だからこそ、過ぎ去った日々に感じていた想いに
こうしてまた出会える場所を築いていきたいと思う。
私は、これを機にまた日記を付け始めた。
『お金より大事なもの』
家はお金がある方ではない。
食べることには困らなかったけど夏休みに旅行や遊びに連れて行ってもらえるような子供時代は過ごしたことがなく宿題の絵日記や一言日記には毎年頭を悩ませた。

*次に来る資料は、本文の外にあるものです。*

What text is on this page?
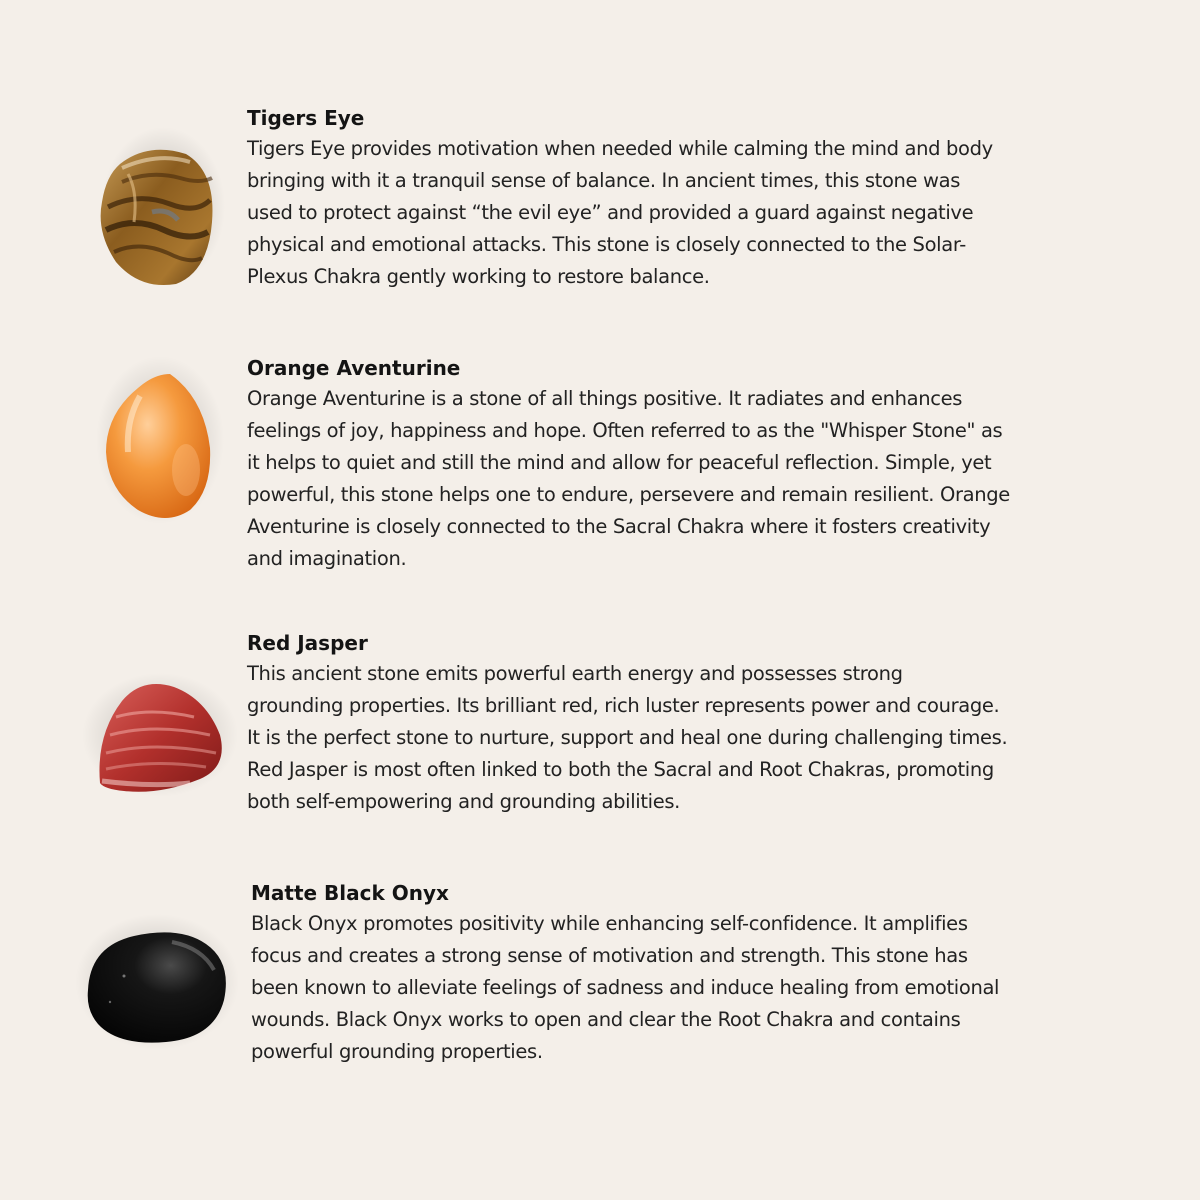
Tigers Eye

Tigers Eye provides motivation when needed while calming the mind and body
bringing with it a tranquil sense of balance. In ancient times, this stone was
used to protect against “the evil eye” and provided a guard against negative
physical and emotional attacks. This stone is closely connected to the Solar-
Plexus Chakra gently working to restore balance.

Orange Aventurine

Orange Aventurine is a stone of all things positive. It radiates and enhances
feelings of joy, happiness and hope. Often referred to as the "Whisper Stone" as
it helps to quiet and still the mind and allow for peaceful reflection. Simple, yet
powerful, this stone helps one to endure, persevere and remain resilient. Orange
Aventurine is closely connected to the Sacral Chakra where it fosters creativity
and imagination.

Red Jasper

This ancient stone emits powerful earth energy and possesses strong
grounding properties. Its brilliant red, rich luster represents power and courage.
It is the perfect stone to nurture, support and heal one during challenging times.
Red Jasper is most often linked to both the Sacral and Root Chakras, promoting
both self-empowering and grounding abilities.

Matte Black Onyx

Black Onyx promotes positivity while enhancing self-confidence. It amplifies
focus and creates a strong sense of motivation and strength. This stone has
been known to alleviate feelings of sadness and induce healing from emotional
wounds. Black Onyx works to open and clear the Root Chakra and contains
powerful grounding properties.
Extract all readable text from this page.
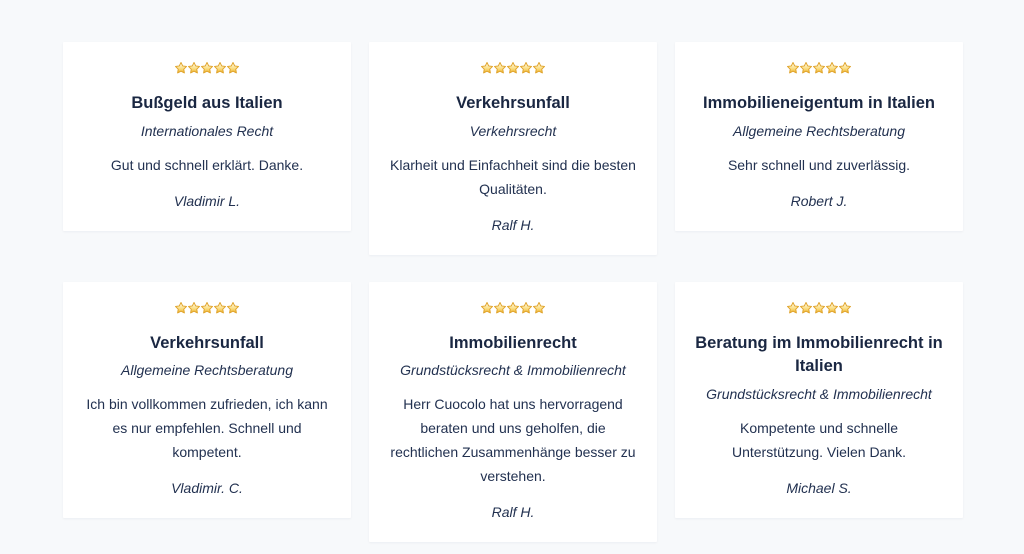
Bußgeld aus Italien
Internationales Recht

Gut und schnell erklärt. Danke.

Vladimir L.
Verkehrsunfall
Verkehrsrecht

Klarheit und Einfachheit sind die besten Qualitäten.

Ralf H.
Immobilieneigentum in Italien
Allgemeine Rechtsberatung

Sehr schnell und zuverlässig.

Robert J.
Verkehrsunfall
Allgemeine Rechtsberatung

Ich bin vollkommen zufrieden, ich kann es nur empfehlen. Schnell und kompetent.

Vladimir. C.
Immobilienrecht
Grundstücksrecht & Immobilienrecht

Herr Cuocolo hat uns hervorragend beraten und uns geholfen, die rechtlichen Zusammenhänge besser zu verstehen.

Ralf H.
Beratung im Immobilienrecht in Italien
Grundstücksrecht & Immobilienrecht

Kompetente und schnelle Unterstützung. Vielen Dank.

Michael S.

今だって家はあちこち古くなってきて台所の換気扇もお風呂の換気扇も
壊れているけどお金が無くて直せない。
「せめて壊れたものぐらいすぐに直せるような生活がしたかった。」
「結婚する前も結婚してからも貧乏で私は一生貧乏。」
母は時々こう漏らすことがあった。
「生まれ変わったら今度こそお金持ちの男の人をゲットしなくちゃね。」
私がそう言っても母はどこか乗り気ではない様子だった。
「生まれ変わってもまたお父さんでいいかな。」
少しの沈黙の後、母はそう言ったのだ。
私はすかさず「また貧乏でいいの?」と皮肉まじりに言った。
「確かにお金が全てじゃないなんて綺麗には言えないけど
お金よりももっと大事なものってやっぱりあるんだよ。」
「お金よりも大事なものって?」
「それは自分で見つけて実感しないと意味のないものだと思う。
いつかあなたにも分かる日がくるよ。
それを教えてくれるような人と一緒になりなさい。」
私は全く納得いかなかった。
「お母さんさぁ、愛だけじゃ生きていけないんだよ?
お金がなきゃ生活もできないし換気扇も直せないの。
お母さんの方こそ、いい歳して夢見る夢子ちゃんみたいなこと言って
現実が全然分かってないじゃん。」
呆れたように言う私に
「まだまだ青いわね。」
と一言呟く母。
今日の夕飯はお父さんの大好きなカツ丼だってさ。
『月夜』
「今夜は月が綺麗だね」
帰り道、手を繋ぎながら歩く僕たちの目の前には
大きな満月が黄金色に輝いていた。
「わぁ〜!本当だぁ〜!」
彼女は目を輝かせながら、こんなに綺麗なんだから写真に残さないのは勿体ないと
はしゃいだ様子で鞄からスマホを取り出した。
立ち止まってニコニコと燦然と輝く月にカメラを向ける
シャッターを切る
気に入らなかったのか不満そうに首を傾げる
ズームをしたり角度を少し変えたりと真剣な顔で試行錯誤する
コロコロと表情が変わる彼女。
僕は月なんかよりも、そんな天真爛漫な君に釘付けだった。
「やっぱりダメだ〜。肉眼だとこんなに綺麗なのになぁ…。」
しょんぼり顔の彼女だったが、何かを思い出したようにパッと笑顔になる。
「夜の月も綺麗だけど昼間の白い月もとっても素敵なんだよ~!
この間、お散歩してたときに何気なく空を見上げたら雲一つない青空に
白い月がよく映えてて見惚れちゃったの~!」
僕は嬉しそうに話してくれる君に見惚れてしまっているよ。
そんなこと言えないけど…。
「じゃあ今度は白い月も一緒に見ようか」
「やったぁ〜!お弁当持ってピクニックしながら眺めようね!」
楽しみだねとご機嫌な彼女。
僕も楽しみだよ、
綺麗だねと嬉しそうに笑う堪らなく愛おしい君の姿を見られるのが。